[antlr-interest] double NOT removal during tree parsing?

Fri May 29 02:09:28 PDT 2009

Halo,

I'm writing a SQL grammar. I've decided to create a basic AST and then
to optimize it a little bit during the tree parsing. One of the
optimizations is to remove two consequent NOT nodes in a condition
subtree. My naive implementation is this:

condition
	:	^(OR condition condition)
	|	^(AND condition condition)
	|	(^(NOT ^(NOT .))) => ^(NOT ^(NOT condition)) -> condition
	|	^(NOT condition)
	|	predicate ;

predicate
	:	^(comparisonOperator expression expression)

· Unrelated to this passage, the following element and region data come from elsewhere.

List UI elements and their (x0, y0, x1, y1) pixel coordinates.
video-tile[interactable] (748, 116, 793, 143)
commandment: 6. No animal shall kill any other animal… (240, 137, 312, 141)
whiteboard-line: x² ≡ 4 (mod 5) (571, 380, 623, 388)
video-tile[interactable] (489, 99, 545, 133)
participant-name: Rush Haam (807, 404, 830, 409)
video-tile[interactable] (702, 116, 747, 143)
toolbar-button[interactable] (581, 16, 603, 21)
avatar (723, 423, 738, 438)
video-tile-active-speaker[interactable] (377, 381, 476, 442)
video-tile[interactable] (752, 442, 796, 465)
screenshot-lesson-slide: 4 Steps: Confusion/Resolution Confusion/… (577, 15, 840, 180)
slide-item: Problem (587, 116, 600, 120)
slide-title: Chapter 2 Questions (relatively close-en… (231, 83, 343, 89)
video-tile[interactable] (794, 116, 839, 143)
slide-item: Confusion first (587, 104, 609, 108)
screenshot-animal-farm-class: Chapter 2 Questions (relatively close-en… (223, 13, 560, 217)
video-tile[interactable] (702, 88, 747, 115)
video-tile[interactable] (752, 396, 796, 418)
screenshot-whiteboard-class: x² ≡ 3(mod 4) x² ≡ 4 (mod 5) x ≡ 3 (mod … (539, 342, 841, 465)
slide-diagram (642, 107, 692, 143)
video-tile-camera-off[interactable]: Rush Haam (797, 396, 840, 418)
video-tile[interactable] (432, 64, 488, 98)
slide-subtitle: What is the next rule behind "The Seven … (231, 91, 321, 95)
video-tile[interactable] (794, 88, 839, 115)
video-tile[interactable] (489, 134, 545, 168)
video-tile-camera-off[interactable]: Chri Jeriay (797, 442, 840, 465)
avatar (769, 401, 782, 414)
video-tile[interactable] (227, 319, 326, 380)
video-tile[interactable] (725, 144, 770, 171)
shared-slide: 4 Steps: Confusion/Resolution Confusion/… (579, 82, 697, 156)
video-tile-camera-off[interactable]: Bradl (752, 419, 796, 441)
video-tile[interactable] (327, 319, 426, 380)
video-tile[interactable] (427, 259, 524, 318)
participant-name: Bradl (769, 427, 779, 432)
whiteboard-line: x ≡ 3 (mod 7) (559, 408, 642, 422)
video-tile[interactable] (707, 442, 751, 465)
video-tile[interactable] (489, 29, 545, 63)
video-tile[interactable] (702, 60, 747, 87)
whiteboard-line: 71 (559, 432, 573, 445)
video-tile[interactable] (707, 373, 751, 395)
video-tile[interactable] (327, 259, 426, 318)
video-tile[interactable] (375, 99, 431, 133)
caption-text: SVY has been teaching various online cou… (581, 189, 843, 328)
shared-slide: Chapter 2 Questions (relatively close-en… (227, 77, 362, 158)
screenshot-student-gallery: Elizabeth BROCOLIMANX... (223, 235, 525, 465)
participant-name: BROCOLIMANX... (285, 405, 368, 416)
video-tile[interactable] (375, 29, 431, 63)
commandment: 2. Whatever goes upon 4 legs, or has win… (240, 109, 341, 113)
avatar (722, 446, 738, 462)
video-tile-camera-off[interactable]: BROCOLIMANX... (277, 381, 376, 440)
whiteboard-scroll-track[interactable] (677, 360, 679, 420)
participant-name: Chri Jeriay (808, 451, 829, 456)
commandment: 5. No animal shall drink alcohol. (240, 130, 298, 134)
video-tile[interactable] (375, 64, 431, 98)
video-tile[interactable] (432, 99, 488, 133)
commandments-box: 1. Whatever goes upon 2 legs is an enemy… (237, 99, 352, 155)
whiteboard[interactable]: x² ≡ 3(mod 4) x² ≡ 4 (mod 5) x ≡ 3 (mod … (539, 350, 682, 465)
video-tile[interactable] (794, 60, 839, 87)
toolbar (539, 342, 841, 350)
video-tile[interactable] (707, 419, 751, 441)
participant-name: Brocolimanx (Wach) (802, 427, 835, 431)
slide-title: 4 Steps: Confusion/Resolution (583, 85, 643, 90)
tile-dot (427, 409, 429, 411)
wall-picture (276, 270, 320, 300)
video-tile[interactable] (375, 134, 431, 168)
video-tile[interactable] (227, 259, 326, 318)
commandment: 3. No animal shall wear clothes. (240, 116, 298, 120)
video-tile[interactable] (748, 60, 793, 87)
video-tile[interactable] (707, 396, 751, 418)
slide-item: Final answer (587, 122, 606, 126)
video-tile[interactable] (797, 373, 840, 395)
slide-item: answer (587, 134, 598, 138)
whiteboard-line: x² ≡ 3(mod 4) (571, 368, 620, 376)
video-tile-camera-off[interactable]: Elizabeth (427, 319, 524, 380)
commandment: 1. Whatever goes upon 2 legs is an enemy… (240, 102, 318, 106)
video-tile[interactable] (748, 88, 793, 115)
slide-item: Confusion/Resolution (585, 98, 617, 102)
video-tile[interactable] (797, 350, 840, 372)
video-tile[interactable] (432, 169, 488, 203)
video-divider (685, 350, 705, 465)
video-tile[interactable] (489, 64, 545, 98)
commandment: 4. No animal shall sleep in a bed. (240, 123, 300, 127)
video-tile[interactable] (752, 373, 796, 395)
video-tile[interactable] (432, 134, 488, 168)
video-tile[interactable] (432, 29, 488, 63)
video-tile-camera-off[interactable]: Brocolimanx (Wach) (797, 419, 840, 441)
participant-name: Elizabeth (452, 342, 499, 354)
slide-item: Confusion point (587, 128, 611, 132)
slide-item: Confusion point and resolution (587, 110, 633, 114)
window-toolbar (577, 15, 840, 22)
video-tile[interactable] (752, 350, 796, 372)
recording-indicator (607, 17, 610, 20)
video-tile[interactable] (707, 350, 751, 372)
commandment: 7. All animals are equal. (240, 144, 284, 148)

This works perfectly fine for simple conditions (NOT NOT pred). But
when the double NOT subtree is a part of a more complex condition (NOT
NOT pred1 AND pred2) the processing goes wrong. When debugging I see
the decisioning for the pred2 predicate is somehow sick. And even more
the incoming tokens are not those what I expect should come in (when
looking at the LT events).

To be more explaning, the condition is this: NOT NOT col1 < col2 AND
col3 > col4.
So the pred2 predicate states for col3 > col4. By the first parsing it
is transformed into: ^('>' col3 col4). When this is parsed by the tree
parser (after the double not optimization of NOT NOT col1 < col2) the
token '>' is consumed directly in the condition rule! And consecutive
token (LT event) is not "col3" but some completely different, let's
say X. With this X token the parser goes to predicate rule where it
fails, of course (NoViableAltException).

Do you see anything wrong in the stated tree grammar?

Regards,
Tomas